Friday, Dec. 06, 1963
"That Soul Is Stout"
Dallas in particular, Texas in general, and the U.S. as a whole was in an agony of self-reproach. Somehow the conflicts of political and sociological difference, which are always bitter and are historically endowed with passion, had been translated into something unique to this day and age--a climate in which, and only in which, the assassination of President Kennedy could have occurred.
In his Thanksgiving message President Johnson made a great point of it, urged U.S. citizens "to close down the poison springs of hatred and intolerance and fanaticism." Texas' Governor John Connally, still in bed, said: "I think we all must suffer for a lack of tolerance, lack of understanding, the passion, the prejudice, the hate and the bigotry which permeates the whole society in which we live and which manifested itself here on Friday."

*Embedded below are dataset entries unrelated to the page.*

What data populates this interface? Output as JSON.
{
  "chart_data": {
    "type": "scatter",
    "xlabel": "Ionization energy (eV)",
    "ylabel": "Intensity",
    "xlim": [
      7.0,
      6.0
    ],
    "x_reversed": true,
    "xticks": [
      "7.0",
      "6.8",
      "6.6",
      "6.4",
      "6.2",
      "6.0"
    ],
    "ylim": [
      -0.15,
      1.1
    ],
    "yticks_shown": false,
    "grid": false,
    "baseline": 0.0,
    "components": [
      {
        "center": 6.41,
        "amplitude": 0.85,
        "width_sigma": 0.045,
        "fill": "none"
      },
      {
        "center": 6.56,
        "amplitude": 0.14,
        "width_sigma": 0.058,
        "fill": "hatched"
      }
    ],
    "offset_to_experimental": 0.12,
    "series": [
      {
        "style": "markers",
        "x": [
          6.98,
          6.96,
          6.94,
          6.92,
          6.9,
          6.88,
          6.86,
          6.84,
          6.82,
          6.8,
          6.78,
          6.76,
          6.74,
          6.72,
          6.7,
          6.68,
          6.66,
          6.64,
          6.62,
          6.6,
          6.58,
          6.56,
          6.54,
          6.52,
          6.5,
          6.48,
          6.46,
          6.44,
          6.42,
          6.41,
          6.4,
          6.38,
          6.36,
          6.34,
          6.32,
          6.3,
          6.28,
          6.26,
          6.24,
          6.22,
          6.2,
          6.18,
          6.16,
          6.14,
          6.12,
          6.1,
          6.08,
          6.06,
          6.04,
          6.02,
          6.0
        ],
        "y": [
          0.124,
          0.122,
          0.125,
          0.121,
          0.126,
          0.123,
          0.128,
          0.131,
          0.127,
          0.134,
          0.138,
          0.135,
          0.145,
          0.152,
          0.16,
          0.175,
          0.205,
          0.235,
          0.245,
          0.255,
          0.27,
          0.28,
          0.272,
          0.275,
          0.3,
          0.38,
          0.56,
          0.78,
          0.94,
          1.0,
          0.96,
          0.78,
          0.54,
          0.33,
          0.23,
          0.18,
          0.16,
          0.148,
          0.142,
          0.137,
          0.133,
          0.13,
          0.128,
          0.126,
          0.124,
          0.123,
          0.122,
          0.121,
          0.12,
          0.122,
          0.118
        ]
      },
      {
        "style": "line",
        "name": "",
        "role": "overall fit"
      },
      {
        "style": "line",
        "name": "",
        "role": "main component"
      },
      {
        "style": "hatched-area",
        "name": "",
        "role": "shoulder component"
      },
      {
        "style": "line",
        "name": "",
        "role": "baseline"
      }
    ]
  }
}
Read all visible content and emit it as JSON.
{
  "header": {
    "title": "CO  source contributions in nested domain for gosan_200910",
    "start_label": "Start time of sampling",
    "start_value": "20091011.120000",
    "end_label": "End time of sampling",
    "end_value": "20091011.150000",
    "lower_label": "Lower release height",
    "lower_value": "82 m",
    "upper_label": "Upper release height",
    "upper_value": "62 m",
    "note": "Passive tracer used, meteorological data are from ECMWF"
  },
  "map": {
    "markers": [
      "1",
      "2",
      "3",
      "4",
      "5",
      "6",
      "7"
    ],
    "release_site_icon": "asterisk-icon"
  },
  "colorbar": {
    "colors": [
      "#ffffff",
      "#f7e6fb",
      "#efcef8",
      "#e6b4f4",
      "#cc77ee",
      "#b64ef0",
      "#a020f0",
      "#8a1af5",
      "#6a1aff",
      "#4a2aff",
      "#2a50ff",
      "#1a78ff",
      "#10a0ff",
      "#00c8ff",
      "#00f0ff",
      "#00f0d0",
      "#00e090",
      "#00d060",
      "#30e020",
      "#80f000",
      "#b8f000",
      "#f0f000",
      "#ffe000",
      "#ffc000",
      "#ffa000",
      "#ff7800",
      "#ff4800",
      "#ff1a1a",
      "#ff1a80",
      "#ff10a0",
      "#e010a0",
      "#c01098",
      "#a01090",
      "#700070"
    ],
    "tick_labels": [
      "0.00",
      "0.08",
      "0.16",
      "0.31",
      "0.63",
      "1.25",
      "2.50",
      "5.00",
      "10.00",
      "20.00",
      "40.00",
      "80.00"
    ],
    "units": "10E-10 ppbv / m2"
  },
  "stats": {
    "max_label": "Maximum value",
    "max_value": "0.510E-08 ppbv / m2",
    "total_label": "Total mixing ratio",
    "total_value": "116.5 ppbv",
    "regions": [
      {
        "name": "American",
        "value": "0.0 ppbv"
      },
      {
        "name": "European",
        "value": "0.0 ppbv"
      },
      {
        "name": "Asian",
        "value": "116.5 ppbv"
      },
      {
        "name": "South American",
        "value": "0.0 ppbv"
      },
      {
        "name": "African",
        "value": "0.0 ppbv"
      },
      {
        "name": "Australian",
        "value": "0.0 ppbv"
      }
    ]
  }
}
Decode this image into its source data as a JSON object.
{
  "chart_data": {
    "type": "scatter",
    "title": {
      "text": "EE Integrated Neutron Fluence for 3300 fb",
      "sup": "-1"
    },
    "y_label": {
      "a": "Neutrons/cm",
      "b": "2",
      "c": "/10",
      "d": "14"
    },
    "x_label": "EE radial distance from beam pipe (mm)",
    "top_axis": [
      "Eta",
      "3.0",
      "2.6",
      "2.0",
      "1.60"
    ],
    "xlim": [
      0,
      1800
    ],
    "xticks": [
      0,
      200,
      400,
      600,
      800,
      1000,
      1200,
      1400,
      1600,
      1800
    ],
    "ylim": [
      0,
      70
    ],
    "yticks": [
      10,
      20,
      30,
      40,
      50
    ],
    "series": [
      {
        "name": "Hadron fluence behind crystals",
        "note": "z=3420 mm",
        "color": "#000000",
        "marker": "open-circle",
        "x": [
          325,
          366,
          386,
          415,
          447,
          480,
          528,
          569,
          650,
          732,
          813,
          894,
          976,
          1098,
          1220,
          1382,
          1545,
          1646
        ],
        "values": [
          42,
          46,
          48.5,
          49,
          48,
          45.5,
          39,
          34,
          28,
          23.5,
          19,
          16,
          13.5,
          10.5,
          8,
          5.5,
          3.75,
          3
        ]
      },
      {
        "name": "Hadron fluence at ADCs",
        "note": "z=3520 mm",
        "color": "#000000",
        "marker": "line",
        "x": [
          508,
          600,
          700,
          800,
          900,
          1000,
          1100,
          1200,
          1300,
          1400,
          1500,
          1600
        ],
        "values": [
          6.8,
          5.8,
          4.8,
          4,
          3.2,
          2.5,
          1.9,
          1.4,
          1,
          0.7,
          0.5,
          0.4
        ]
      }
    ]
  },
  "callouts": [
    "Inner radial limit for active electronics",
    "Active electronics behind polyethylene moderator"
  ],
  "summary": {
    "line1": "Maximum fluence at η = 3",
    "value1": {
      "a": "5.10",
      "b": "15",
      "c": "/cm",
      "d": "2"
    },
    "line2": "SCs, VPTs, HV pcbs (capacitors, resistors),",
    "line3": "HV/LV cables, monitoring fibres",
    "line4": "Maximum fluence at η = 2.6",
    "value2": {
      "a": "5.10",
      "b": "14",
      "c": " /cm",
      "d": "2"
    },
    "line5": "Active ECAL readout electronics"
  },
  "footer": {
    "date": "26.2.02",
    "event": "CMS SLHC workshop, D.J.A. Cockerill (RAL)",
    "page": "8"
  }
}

Cried New Mexico's Democratic Governor Jack M. Campbell: "I hope this takes some of the malice out of people and makes them realize that it is possible to disagree without being disagreeable or hateful." Judge Roy Mayhall, chairman of Alabama's Democratic Party, said: "America has been on a drunken spree of hate, and we in Alabama share the blame." Former Vice President Richard M. Nixon pleaded with U.S. citizens to "pledge ourselves to fight this tendency of hatred and violence." And Dr. James R. Allen, a Baptist minister in Dallas, said from his Thanksgiving Day pulpit that Kennedy's death was triggered by just one "element in our city" but that the "white heat of a hate-filled atmosphere allowed the necessary warmth for this element to crawl out from under the rocks to be seen."

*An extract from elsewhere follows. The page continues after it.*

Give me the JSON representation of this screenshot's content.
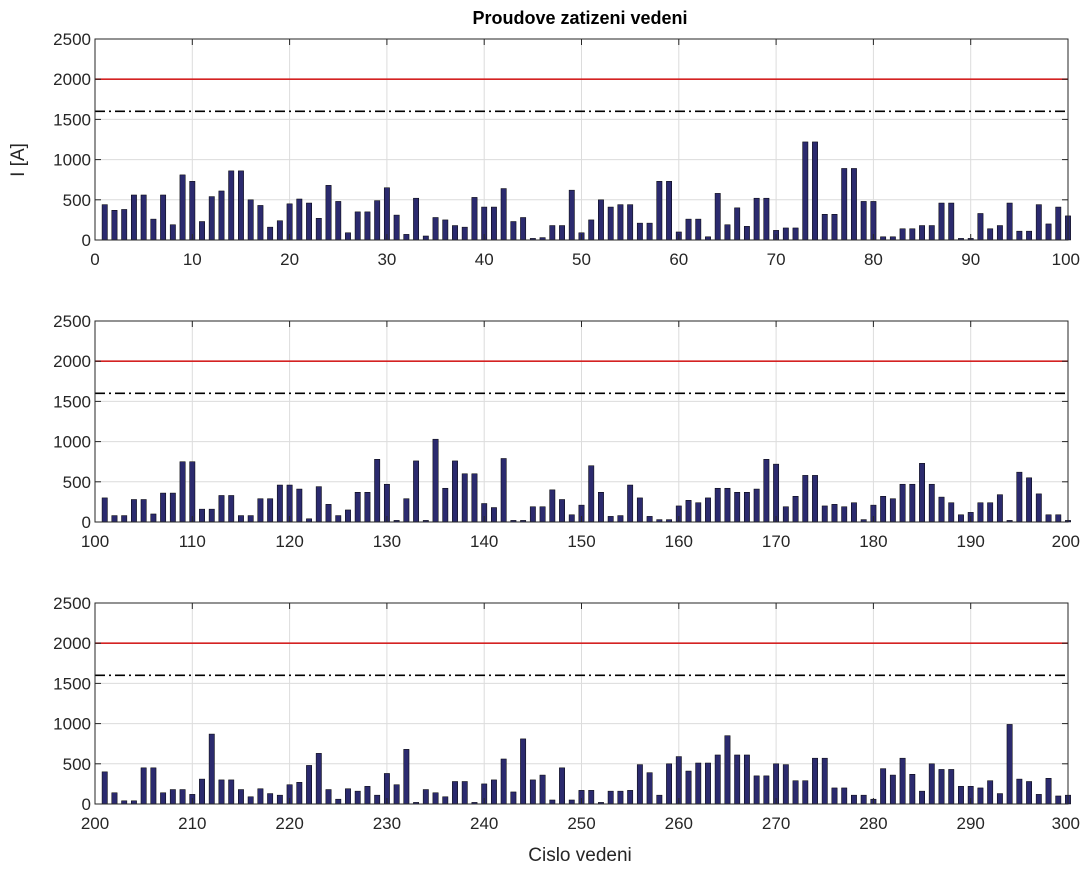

"Not a Flaw." In the emotion of the moment, such hair-shirtism was inevitable. But it would be as wrong to accuse a whole people or a nation of such extremism as it would be to argue for hatred. And perhaps it remained for Kentucky Republican Thruston Morton, rising in the U.S. Senate, to best place it all within context: "It was not a flaw in the American system or the American character that struck down John Kennedy. It was not the sin of a city or of its citizens. It was not a tragedy that struck from some dark stain of violence on the American system or in the American soul. And we do not serve the best interests of our nation, or of the memory of a murdered President, by letting wrongly placed recriminations overcome the good sense of this great nation."
The man who shot John Kennedy was a "stranger to the American heritage," said Morton, and his "mind had been warped by an alien violence, not by a native condition."
"Let us mourn the terrible event," cried Morton, "but let us not mourn for the American soul--for that soul is stout and lighted by truth and faith. Let the blame be on him who actually committed the crime . . . What happened was not America's fault. Only the sober realization of that can make our mourning meaningful and not torture it with a guilt that is undeserved and unworthy of the cause in which our Presidents live and for which sometimes they tragically die."
"I Reject It." As Morton sat down, Tennessee Democrat Albert Gore sprang to his feet, praised him for his speech, then seconded it in powerful words: "I accept no blame for what this demented man did. I feel no sense of personal guilt. He is the one who had become a fanatic. Why should all America be blamed for the actions of one fanatic? True, our society has many problems and imperfections, much stress and distress, hate, fear and disappointment; but it is an injustice to our millions of people of good will, even the teeming thousands of hospitable, cheering people in Dallas, to charge them with murderous guilt.
"I reject it for myself and for my people," said Gore. "This was an act of a madman."